Should Lacy Retire?

By Boxing News - 04/12/2009 - Comments

lacy5679Photo © Wray Edwards – By Jim Dower: After watching Jeff Lacy (25-2, 17 KOs) battle hard to scrape out a 10-round majority decision last night against Otis Griffin, I think it’s high time that Lacy consider retirement as an option. Lacy looked flat horrible last night, fighting mostly with one good arm, getting hit a lot by Griffin, and clinching for all he was worth. Lacy looked like a fighter in his 40s rather than his early 30s by the way he was fighting out there against Griffin, a B-class opponent at best.

Lacy fought decent in the first couple of rounds, landing his right hands – his main weapon after having had shoulder surgery in 2006 on his left rotator cuff – but he did little after that. Lacy effectively made Griffin, who would have no doubt been wiped out in a few rounds by someone like Lucian Bute or Mikkel Kessler, look like a super star.

Griffin took the fight to Lacy after the first several rounds and dominated Lacy up until the final two rounds of the fight. Lacy came back a little, landing the harder shots but still getting pasted by Griffin at every turn and looking bad. In the end, Lacy got the majority decision, but it really could have easily had gone to Griffin.

Now, some people would say why should Lacy retire at this point in his 8-year pro career if he’s still winning most of his fights? The answer is easy. Lacy is winning because most of his fights in the past three years have come against less than top notch opposition.

Although Vitali Tsypko and Peter Manfredo Jr. are ranked in the top 15 in the super middleweight division, they’re clearly not in the class of Kessler, Andre Dirrell, Bute, Andre Ward, Carl Froch or Jermain Taylor. And those are the fighters that Lacy should be fighting – and beating – if he’s serious about wanting to continue with his boxing career.

I don’t know about you, but I think Lacy would be trounced even worse than he was by Taylor if he were to step in the ring with Bute, Dirrell, Ward, or Froch.

Some people point to Lacy’s 2006 defeat at the hands of Joe Calzaghe as being his downfall from the sport, and that it took away his confidence. I partly agree with this, because it is the beginning of Lacy’s troubles in the ring. However, an even bigger problem with Lacy I think is his shoulder injury that he suffered against Tyspko in 2006.

The injury was a full tear of Lacy’s left rotator cuff, an injury which pretty much shut down Lacy’s biggest weapon, his left hook. Before the injury, Lacy had deadly knockout power with his left hook and was able to dominate with that weapon alone.

Since the surgery to correct the problem, Lacy’s power hasn’t returned to his left shoulder area. There’s hope that his shoulder will someday regain the strength that it once had, but now after two years the shoulder still isn’t what it once was and I’m frankly doubtful that it ever will.

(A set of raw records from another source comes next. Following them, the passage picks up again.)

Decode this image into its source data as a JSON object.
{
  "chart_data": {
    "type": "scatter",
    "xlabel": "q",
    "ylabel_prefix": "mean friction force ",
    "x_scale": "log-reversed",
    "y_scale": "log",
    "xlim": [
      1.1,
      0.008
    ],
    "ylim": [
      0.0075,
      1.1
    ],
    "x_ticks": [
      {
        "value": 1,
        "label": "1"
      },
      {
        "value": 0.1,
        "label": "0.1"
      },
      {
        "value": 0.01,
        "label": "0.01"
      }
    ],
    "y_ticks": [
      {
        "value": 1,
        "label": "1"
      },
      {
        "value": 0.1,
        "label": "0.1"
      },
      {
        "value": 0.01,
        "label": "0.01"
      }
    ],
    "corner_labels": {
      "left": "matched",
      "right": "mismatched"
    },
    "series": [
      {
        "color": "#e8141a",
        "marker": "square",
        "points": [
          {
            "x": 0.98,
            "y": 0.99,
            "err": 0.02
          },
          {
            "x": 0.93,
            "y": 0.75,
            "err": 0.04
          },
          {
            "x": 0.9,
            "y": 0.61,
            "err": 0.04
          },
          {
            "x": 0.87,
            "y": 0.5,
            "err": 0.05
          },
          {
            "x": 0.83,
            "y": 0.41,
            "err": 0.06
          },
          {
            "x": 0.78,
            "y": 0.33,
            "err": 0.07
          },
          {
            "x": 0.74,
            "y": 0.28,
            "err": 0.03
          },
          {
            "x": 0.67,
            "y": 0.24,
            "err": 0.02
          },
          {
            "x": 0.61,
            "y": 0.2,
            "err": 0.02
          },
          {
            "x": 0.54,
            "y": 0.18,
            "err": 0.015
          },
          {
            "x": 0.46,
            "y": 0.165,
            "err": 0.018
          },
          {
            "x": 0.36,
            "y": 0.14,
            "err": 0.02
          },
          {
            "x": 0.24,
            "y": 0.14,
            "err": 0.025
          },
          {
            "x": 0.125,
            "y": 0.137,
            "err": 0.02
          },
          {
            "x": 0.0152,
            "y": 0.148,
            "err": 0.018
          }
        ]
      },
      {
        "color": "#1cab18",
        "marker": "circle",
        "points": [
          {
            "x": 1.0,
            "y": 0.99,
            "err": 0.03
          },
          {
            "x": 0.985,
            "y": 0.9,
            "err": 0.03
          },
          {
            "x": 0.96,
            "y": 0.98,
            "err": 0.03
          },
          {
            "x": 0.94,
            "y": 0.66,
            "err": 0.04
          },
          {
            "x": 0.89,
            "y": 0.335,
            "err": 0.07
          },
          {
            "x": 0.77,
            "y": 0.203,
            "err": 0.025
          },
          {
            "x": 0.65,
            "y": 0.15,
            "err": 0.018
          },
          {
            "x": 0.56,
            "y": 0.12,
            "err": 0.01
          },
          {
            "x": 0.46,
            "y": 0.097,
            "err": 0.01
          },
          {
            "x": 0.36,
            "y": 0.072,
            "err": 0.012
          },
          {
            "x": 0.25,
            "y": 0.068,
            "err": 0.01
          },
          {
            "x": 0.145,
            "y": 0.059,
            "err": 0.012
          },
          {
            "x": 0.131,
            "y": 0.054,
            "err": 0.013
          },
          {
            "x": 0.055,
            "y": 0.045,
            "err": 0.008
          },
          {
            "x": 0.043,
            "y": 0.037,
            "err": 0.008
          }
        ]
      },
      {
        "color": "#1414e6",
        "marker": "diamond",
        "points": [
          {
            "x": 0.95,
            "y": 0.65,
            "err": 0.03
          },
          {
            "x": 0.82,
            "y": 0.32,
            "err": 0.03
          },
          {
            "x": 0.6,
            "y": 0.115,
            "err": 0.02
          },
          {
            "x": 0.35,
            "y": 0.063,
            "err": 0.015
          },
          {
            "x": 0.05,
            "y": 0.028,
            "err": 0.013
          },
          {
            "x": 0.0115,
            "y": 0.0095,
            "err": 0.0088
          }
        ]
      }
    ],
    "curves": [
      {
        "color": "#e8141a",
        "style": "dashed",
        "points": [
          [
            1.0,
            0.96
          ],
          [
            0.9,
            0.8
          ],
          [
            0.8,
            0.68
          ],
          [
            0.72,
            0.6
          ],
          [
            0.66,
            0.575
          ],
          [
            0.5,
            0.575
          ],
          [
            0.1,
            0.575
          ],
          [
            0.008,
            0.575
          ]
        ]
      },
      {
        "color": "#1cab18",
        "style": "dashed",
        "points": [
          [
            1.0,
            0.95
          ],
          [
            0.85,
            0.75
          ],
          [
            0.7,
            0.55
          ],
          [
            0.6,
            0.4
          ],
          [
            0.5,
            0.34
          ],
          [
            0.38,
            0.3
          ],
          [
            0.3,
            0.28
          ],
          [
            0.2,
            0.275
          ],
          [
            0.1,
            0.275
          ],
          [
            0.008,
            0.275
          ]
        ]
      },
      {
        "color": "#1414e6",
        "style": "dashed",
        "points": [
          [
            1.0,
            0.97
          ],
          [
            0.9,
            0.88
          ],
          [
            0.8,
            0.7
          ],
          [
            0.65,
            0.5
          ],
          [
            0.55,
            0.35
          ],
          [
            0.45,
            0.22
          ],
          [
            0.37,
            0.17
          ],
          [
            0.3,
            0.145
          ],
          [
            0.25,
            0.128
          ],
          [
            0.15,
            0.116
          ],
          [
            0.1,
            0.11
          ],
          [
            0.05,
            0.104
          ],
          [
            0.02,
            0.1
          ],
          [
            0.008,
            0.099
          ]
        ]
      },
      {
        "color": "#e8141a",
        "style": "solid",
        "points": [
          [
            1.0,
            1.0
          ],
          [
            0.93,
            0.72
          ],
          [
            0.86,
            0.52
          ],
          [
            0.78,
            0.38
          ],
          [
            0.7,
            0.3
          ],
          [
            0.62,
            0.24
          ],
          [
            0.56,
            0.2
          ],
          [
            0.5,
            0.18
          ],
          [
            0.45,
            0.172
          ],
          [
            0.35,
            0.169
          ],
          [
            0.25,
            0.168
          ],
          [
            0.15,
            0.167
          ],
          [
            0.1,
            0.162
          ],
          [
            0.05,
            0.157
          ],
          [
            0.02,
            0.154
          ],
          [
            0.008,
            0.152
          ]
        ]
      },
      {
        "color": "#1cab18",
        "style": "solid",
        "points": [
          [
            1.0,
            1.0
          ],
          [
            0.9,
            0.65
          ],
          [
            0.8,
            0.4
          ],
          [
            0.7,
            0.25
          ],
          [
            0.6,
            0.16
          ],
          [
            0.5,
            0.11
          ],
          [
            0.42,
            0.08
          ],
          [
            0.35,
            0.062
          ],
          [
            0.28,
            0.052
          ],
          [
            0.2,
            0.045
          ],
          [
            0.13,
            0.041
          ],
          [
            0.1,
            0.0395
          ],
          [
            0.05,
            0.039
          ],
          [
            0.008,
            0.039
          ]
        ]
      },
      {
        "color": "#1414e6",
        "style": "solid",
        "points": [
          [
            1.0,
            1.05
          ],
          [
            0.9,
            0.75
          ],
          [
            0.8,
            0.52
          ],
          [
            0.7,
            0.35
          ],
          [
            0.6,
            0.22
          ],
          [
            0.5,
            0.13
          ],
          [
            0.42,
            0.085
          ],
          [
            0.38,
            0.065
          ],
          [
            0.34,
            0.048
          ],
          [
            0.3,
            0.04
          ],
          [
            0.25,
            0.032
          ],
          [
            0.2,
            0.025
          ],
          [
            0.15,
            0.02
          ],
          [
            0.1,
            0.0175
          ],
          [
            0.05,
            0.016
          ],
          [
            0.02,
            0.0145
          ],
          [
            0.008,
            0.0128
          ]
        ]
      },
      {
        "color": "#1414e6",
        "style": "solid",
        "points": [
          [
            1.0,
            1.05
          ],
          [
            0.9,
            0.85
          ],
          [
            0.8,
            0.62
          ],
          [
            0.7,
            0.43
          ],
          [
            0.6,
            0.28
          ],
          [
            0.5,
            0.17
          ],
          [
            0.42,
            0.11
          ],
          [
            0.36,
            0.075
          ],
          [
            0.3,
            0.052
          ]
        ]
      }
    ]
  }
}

When baseball pitchers suffer this type of injury, more often than not it ends their career, because they’re never able to regain the strength and range of motion to throw like they previously did before the injury.

In some case like with baseball pitcher Tommy John, they’re able to comeback from the injury. But, they have to change their entire style of pitching after the injury. Before the injury, John was a strikeout pitcher who used his fastball to get batters out, but after suffering the rotator cuff injury, John was forced to adapt and become a junk ball pitcher because he never was able to regain the full strength in his shoulder.

Unfortunately for Lacy, he doesn’t have particularly fast hands or extraordinary boxing skills to fall back on and use in place of his once lethal left hook. He’s got a good right hand, but it was never close to being the same kind of weapon that his left hook was.

I suppose Lacy can stick around another couple of years and see if his left shoulder comes around, but I’m starting to think it probably won’t. In the meantime, if he’s going to be fighting at the level that he has in the past three years since suffering the injury, Lacy needs to consider retiring from boxing. He’s probably hoping stick around and get a title shot or two, but I see nothing good coming of that when and if it happens.

He hasn’t been knocked out yet, but once he takes on a fighter like Kessler or Bute, I don’t that he’s good enough to take the kind of punishment that they would dish out to him. Minus a knockout loss, Lacy would likely take a beating against either of them even worse than the one he took against Calzaghe. And that’s not a good thing for Lacy.